|
Haydi meydana, susmak zamanı değil

12 Temmuz günü ağır silahlarla Güney Lübnan’a sızdıkları için Hizbullah tarafından esir alınan iki askerini bahane edip Lübnan’a giren İsrail, ateşkesin ilan edilmesine kadar geçen 35 günde 1040’ı sivil olmak üzere 1130 Lübnanlıyı öldürdü. Yarısı çocuktu ölenlerin. Yaşları 12’nin altındaydı.

Annelerinin kucağında sıcak yataklarında öldürüldüler onlar. Cesetleri, başlarına yıkılan evlerinin enkazından çıkarıldı. Gözlerine kulaklarına burunlarına toprak dolmuştu.

Evveli bir kenara, o 35 günde, on yıllardır kendini ‘mazlum millet’ olarak pazarlayan, Hitler’in Almanya’da yaptığı zulmü kullanarak akla hayale gelmeyen zulümler işleyen, Allah’a inanan bir insan bunu nasıl yapar, diye sordurtan İsrail’in adalet ölçüsünün ne olduğunu çok iyi anladık.

Yüzlerce cesedin resmine baktık hepimiz. Mavi emziği boynuna asılı bebeği de gördük, 10 günlükken öldürülen Vaad’i de.

O resimlerden birinde bir kız çocuğu vardı hani. Cesedini, yaşadığı dehşetten şakaklarındaki damarları kabarmış bir adam taşıyordu. Üç dört yaşında falan olmalı. Saçları yüzüne dökülmüş. Üstü başı perişan. Ölü neticede. Ama bacağında derin bir yara var. Beni hâlâ perişan ediyor. Sert bir kütle sıyırmış çünkü etini. Canını çok acıtmış olmalı.

İsrail bombalarıyla öldüler onlar. Ölü sayısı yeterli görülünce sustu silahlar. Taze ölüler toprağa verildi. Ama ateşkesin şartları belli değil henüz. Bu suskunluğun ne kadar ve hangi şartlarda süreceği de öyle.

Ateş kesildi ama ne İsrail’in terörü sona erecek, ne emperyalist ABD’nin Ortadoğu’yu işgal planı rafa kalkacak. Kısa bir soluklanma bu belli ki.

Şimdi orada, hastaneleri yolları okulları işyerleri elektrik santralleri yani yaşam noktaları bombalanan işgal altındaki Filistin’de de, İsrail savaş uçaklarının 35 gün içinde 10 binin üzerinde sorti yaptıkları Lübnan’da da yaraları hâlâ kanayanlar, evinden göçmek zorunda kalanlar, ekmeğe suya ilaca, başını sokacağı bir eve, şefkatle uzanacak ellere ihtiyacı olan kardeşlerimiz var.

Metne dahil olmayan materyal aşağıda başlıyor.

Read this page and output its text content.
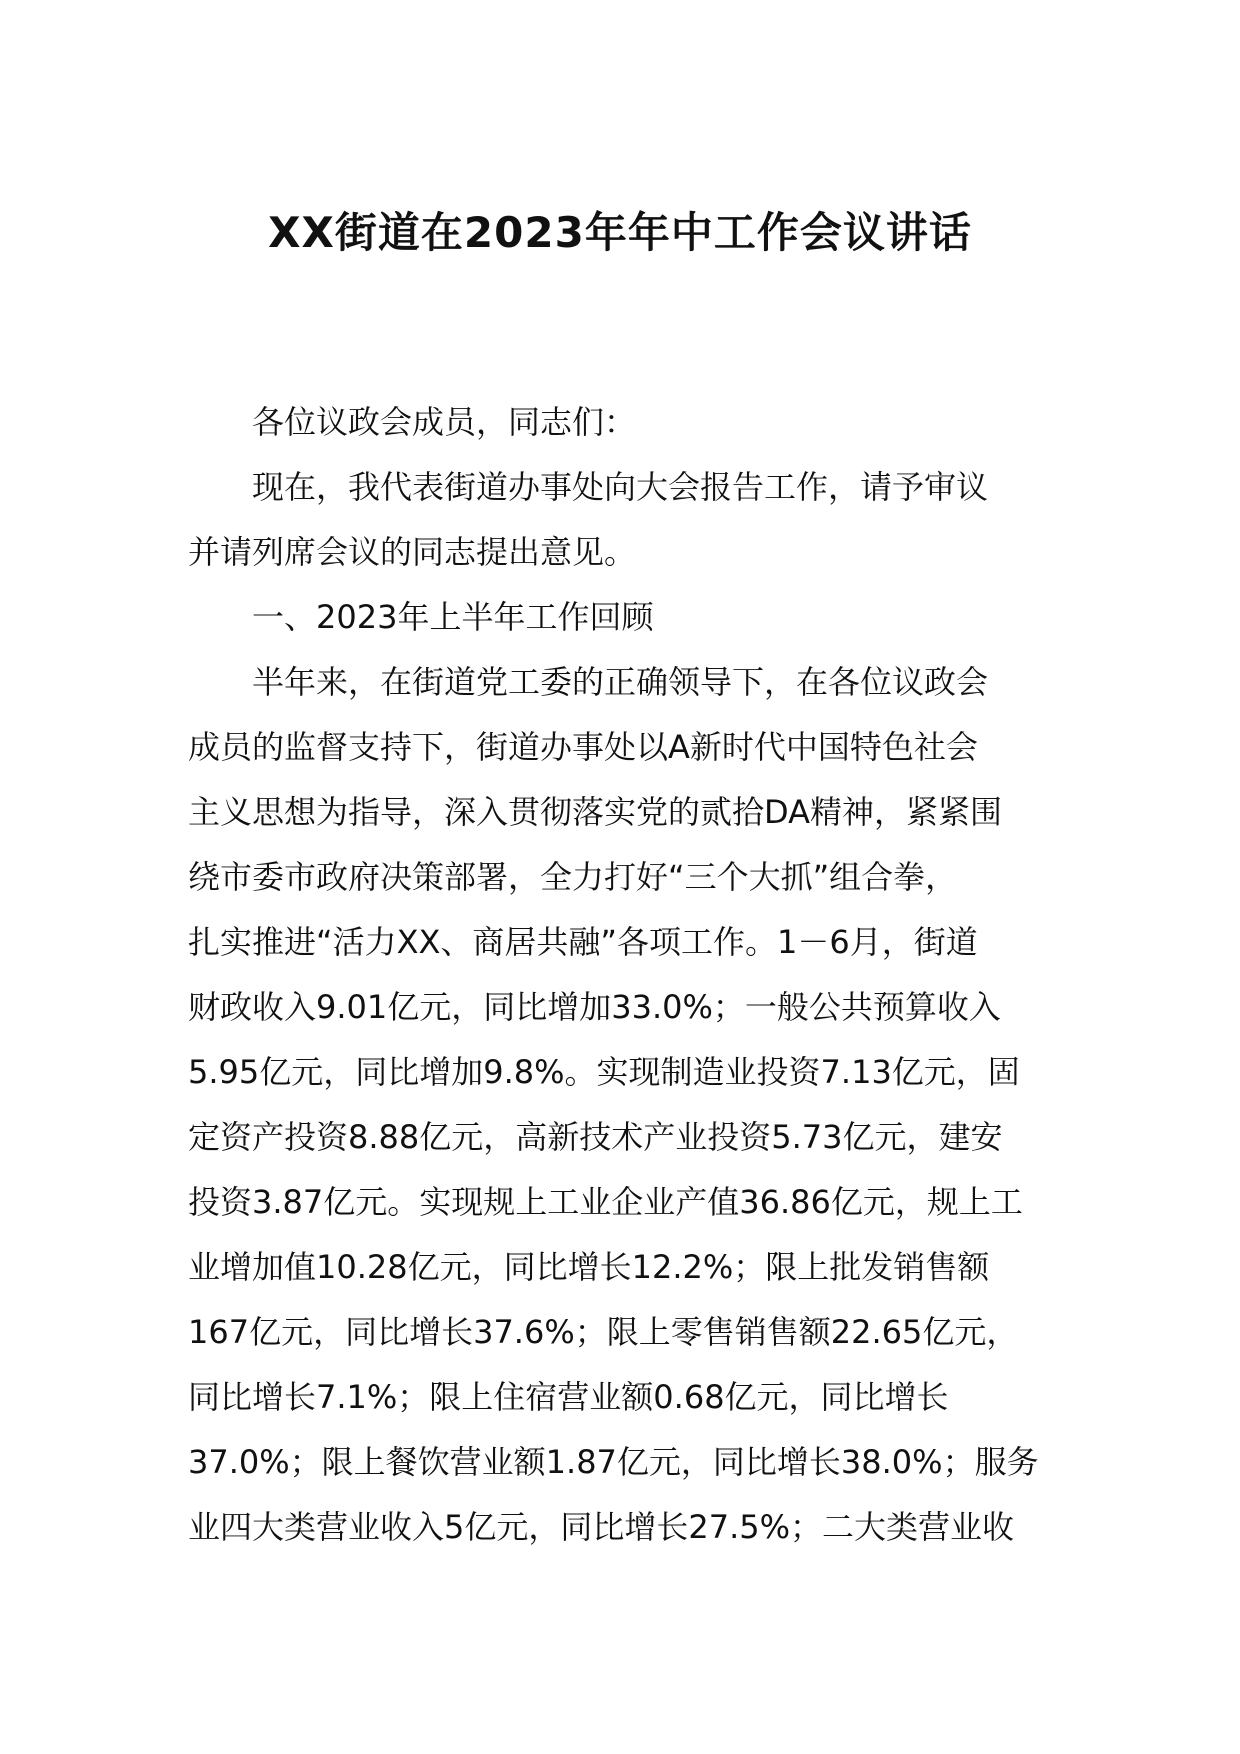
XX街道在2023年年中工作会议讲话
各位议政会成员，同志们：
现在，我代表街道办事处向大会报告工作，请予审议
并请列席会议的同志提出意见。
一、2023年上半年工作回顾
半年来，在街道党工委的正确领导下，在各位议政会
成员的监督支持下，街道办事处以A新时代中国特色社会
主义思想为指导，深入贯彻落实党的贰拾DA精神，紧紧围
绕市委市政府决策部署，全力打好“三个大抓”组合拳，
扎实推进“活力XX、商居共融”各项工作。1－6月，街道
财政收入9.01亿元，同比增加33.0%；一般公共预算收入
5.95亿元，同比增加9.8%。实现制造业投资7.13亿元，固
定资产投资8.88亿元，高新技术产业投资5.73亿元，建安
投资3.87亿元。实现规上工业企业产值36.86亿元，规上工
业增加值10.28亿元，同比增长12.2%；限上批发销售额
167亿元，同比增长37.6%；限上零售销售额22.65亿元，
同比增长7.1%；限上住宿营业额0.68亿元，同比增长
37.0%；限上餐饮营业额1.87亿元，同比增长38.0%；服务
业四大类营业收入5亿元，同比增长27.5%；二大类营业收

Vicdan sahipleri için yazıklanma günü değil bugün. Zaman dar.

Şimdi Amerikan ve İsrail vahşetine itiraz edilmeli, işbirlikçiler kınanmalı, malları boykot edilmeli, vatanlarını onurlarını savunanların yanında olunmalı, yaraları sarılmalı.

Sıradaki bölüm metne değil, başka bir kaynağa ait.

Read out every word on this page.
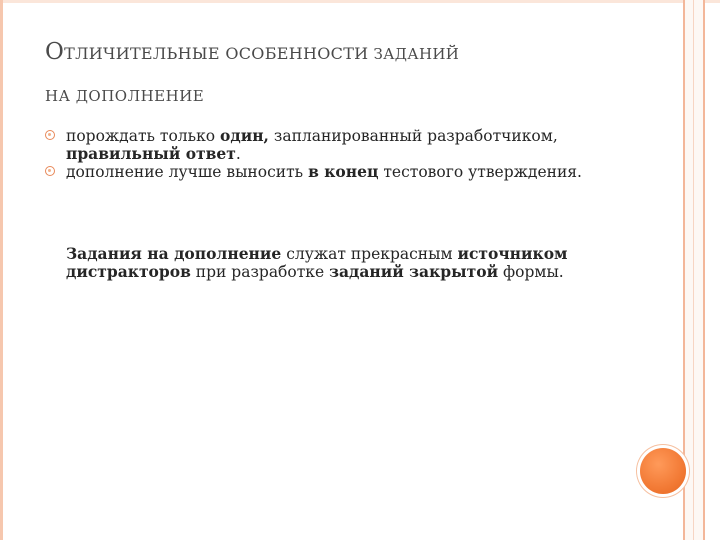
ОТЛИЧИТЕЛЬНЫЕ ОСОБЕННОСТИ ЗАДАНИЙ
НА ДОПОЛНЕНИЕ
порождать только один, запланированный разработчиком, правильный ответ.
дополнение лучше выносить в конец тестового утверждения.
Задания на дополнение служат прекрасным источником дистракторов при разработке заданий закрытой формы.
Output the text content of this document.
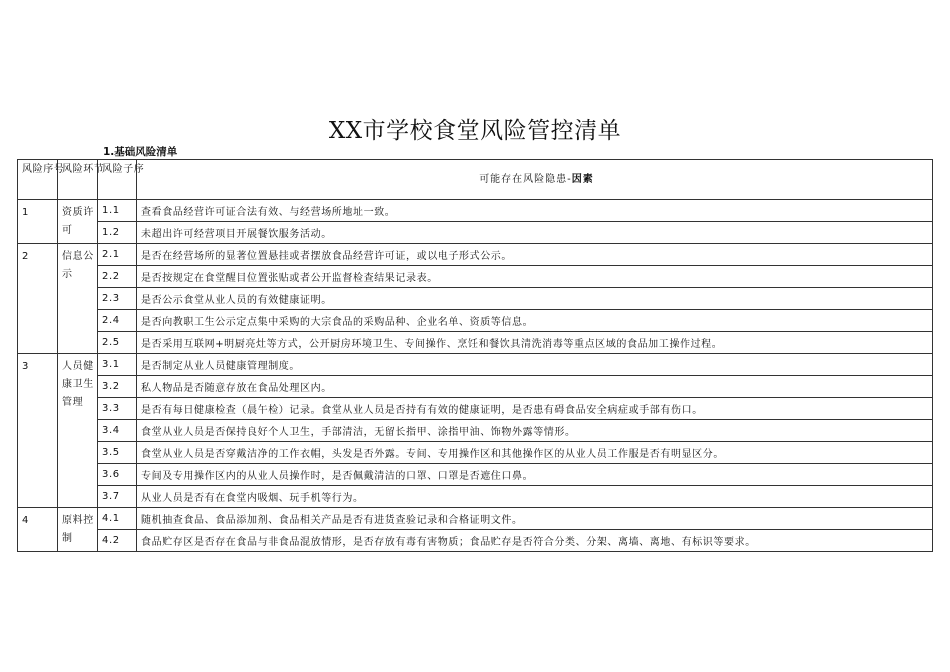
XX市学校食堂风险管控清单
1.基础风险清单
风险序号	风险环节	风险子序	可能存在风险隐患-因素
1	资质许可	1.1	查看食品经营许可证合法有效、与经营场所地址一致。
		1.2	未超出许可经营项目开展餐饮服务活动。
2	信息公示	2.1	是否在经营场所的显著位置悬挂或者摆放食品经营许可证，或以电子形式公示。
		2.2	是否按规定在食堂醒目位置张贴或者公开监督检查结果记录表。
		2.3	是否公示食堂从业人员的有效健康证明。
		2.4	是否向教职工生公示定点集中采购的大宗食品的采购品种、企业名单、资质等信息。
		2.5	是否采用互联网+明厨亮灶等方式，公开厨房环境卫生、专间操作、烹饪和餐饮具清洗消毒等重点区域的食品加工操作过程。
3	人员健康卫生管理	3.1	是否制定从业人员健康管理制度。
		3.2	私人物品是否随意存放在食品处理区内。
		3.3	是否有每日健康检查（晨午检）记录。食堂从业人员是否持有有效的健康证明，是否患有碍食品安全病症或手部有伤口。
		3.4	食堂从业人员是否保持良好个人卫生，手部清洁，无留长指甲、涂指甲油、饰物外露等情形。
		3.5	食堂从业人员是否穿戴洁净的工作衣帽，头发是否外露。专间、专用操作区和其他操作区的从业人员工作服是否有明显区分。
		3.6	专间及专用操作区内的从业人员操作时，是否佩戴清洁的口罩、口罩是否遮住口鼻。
		3.7	从业人员是否有在食堂内吸烟、玩手机等行为。
4	原料控制	4.1	随机抽查食品、食品添加剂、食品相关产品是否有进货查验记录和合格证明文件。
		4.2	食品贮存区是否存在食品与非食品混放情形，是否存放有毒有害物质；食品贮存是否符合分类、分架、离墙、离地、有标识等要求。
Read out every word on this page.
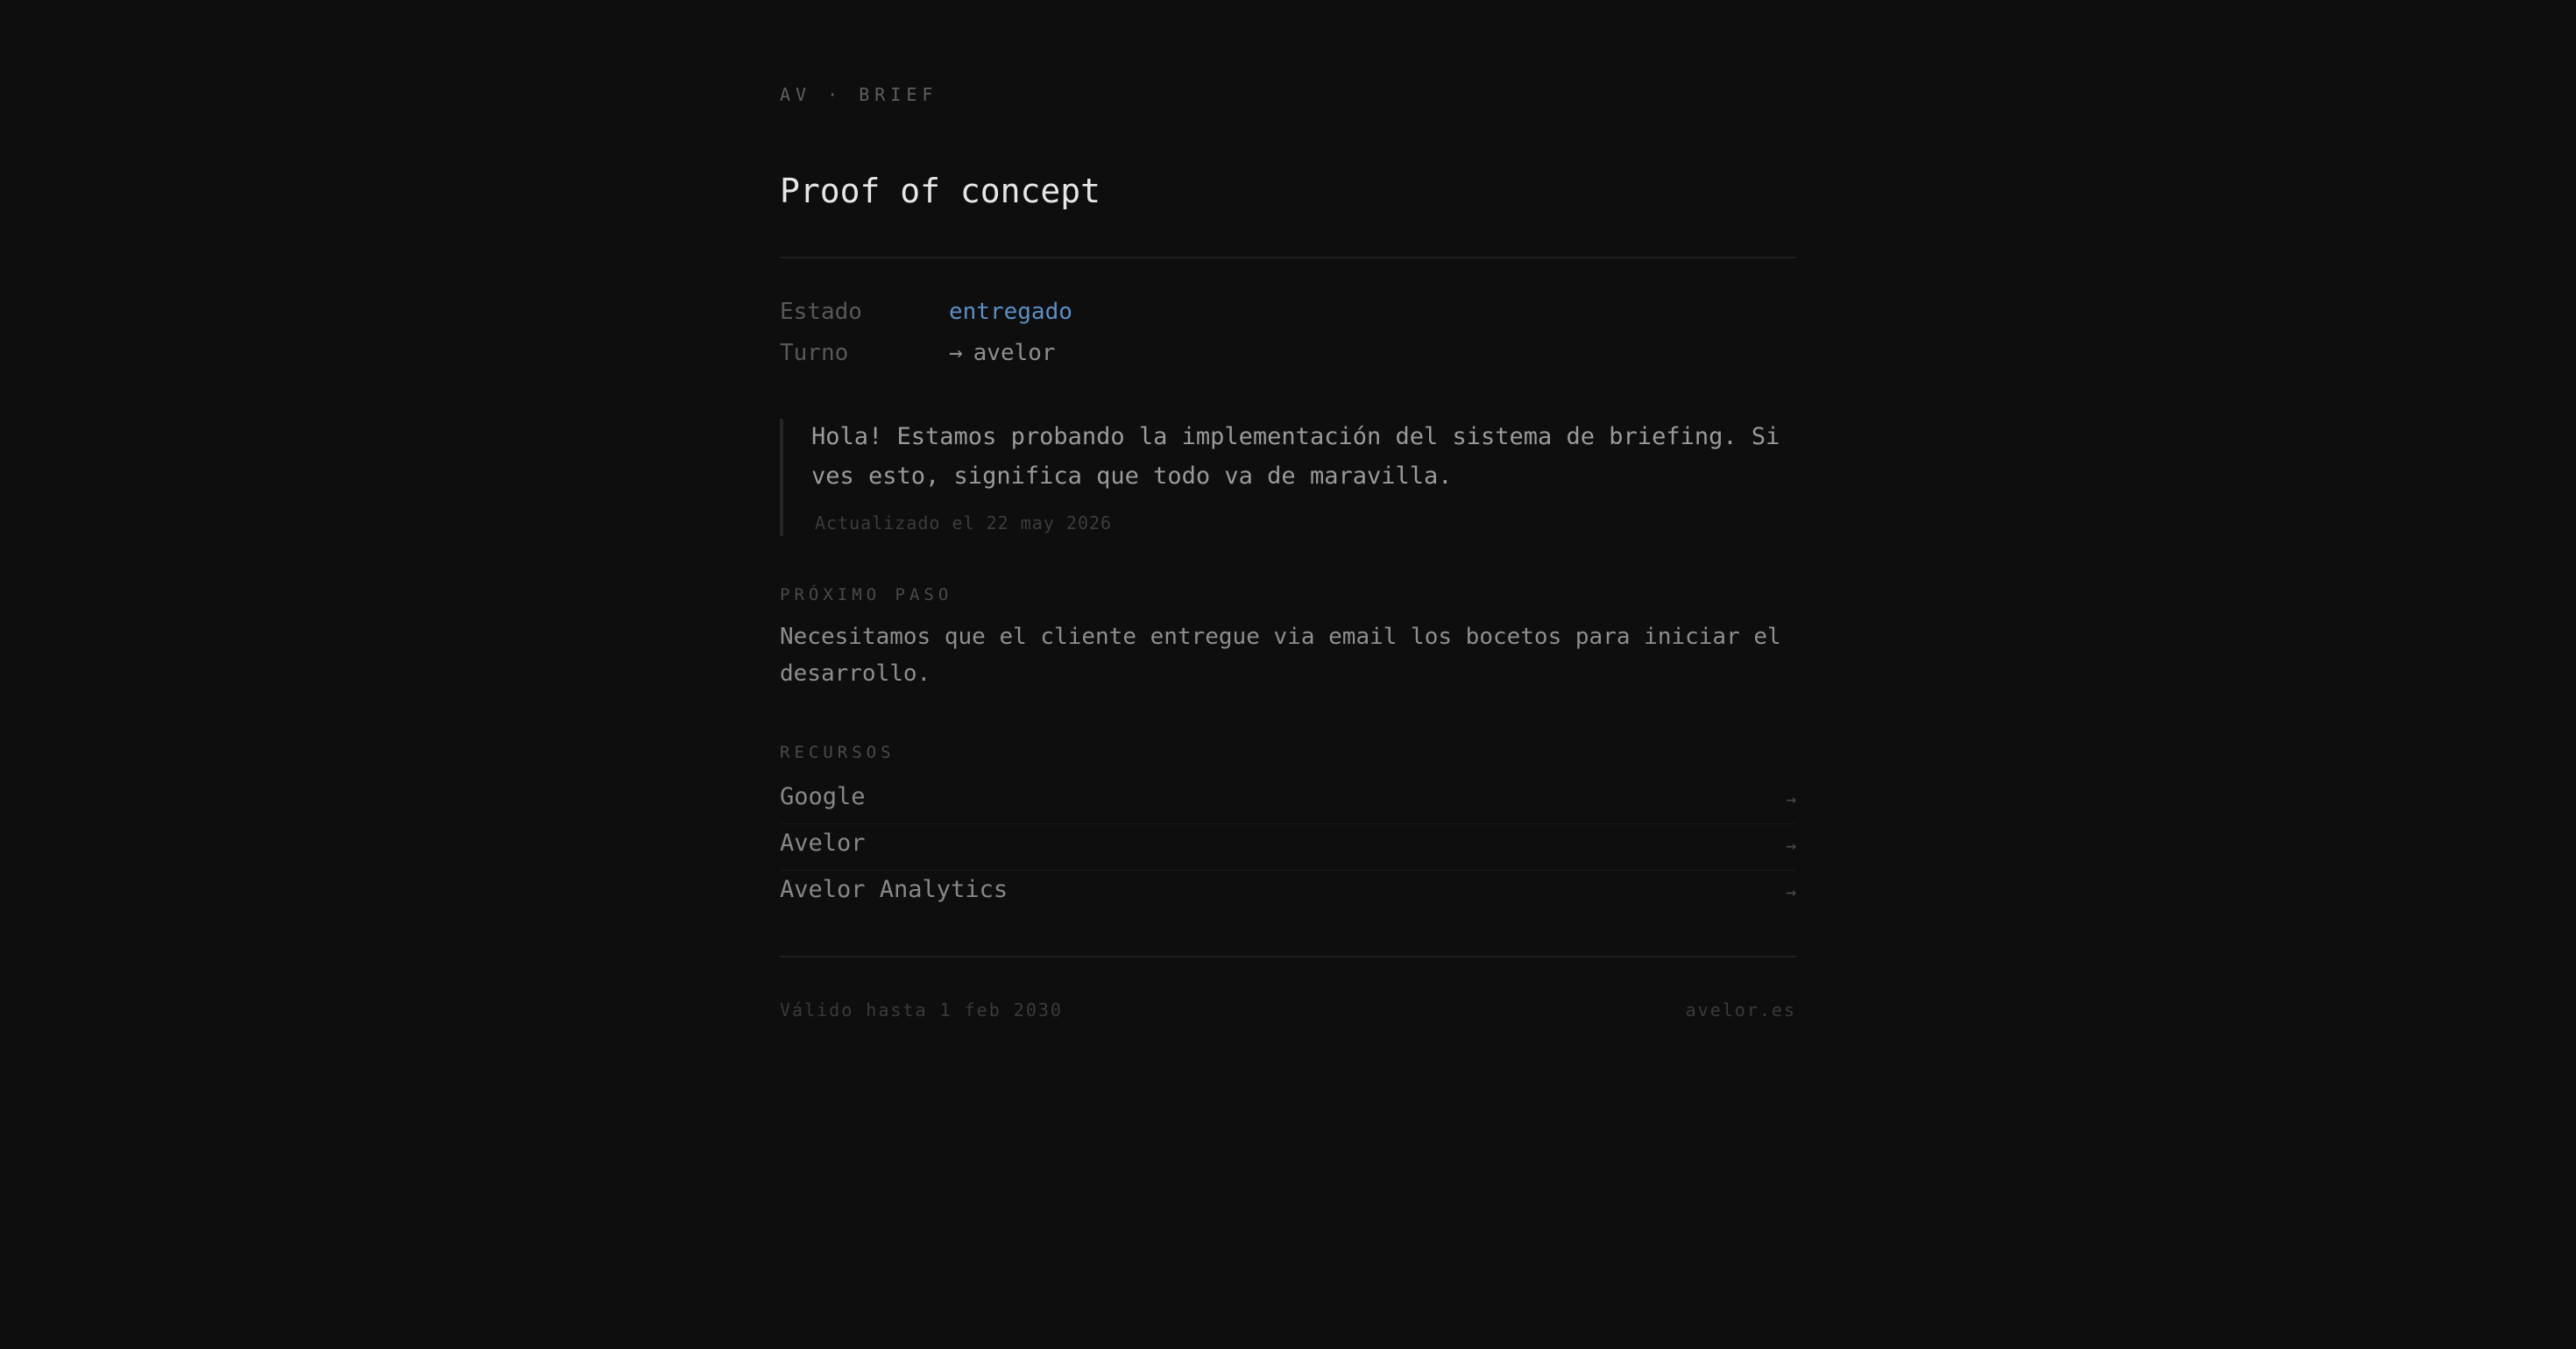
AV · BRIEF
Proof of concept
Estado	entregado
Turno	→ avelor
Hola! Estamos probando la implementación del sistema de briefing. Si ves esto, significa que todo va de maravilla.
Actualizado el 22 may 2026
PRÓXIMO PASO
Necesitamos que el cliente entregue via email los bocetos para iniciar el desarrollo.
RECURSOS
Google	→
Avelor	→
Avelor Analytics	→
Válido hasta 1 feb 2030	avelor.es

Dua etmekten başka ben ne yapabilirim ki, demeyin sakın. Dua edin elbette ama, varlığınızı, vicdanınızı, gücünüzü, gönlünüzü hafife almayın. Elinizden geleni yapın.

Bunun için canla başla çalışan güvenilir kurumlar var. İnsani Yardım Vakfı İHH’ya, Türk Kızılay’ına, Deniz Feneri’ne yapacağınız her kuruş yardım orada yardım bekleyen bir kardeşimizin hayati ihtiyacını giderecek, hayatta kalanların direncini artıracak.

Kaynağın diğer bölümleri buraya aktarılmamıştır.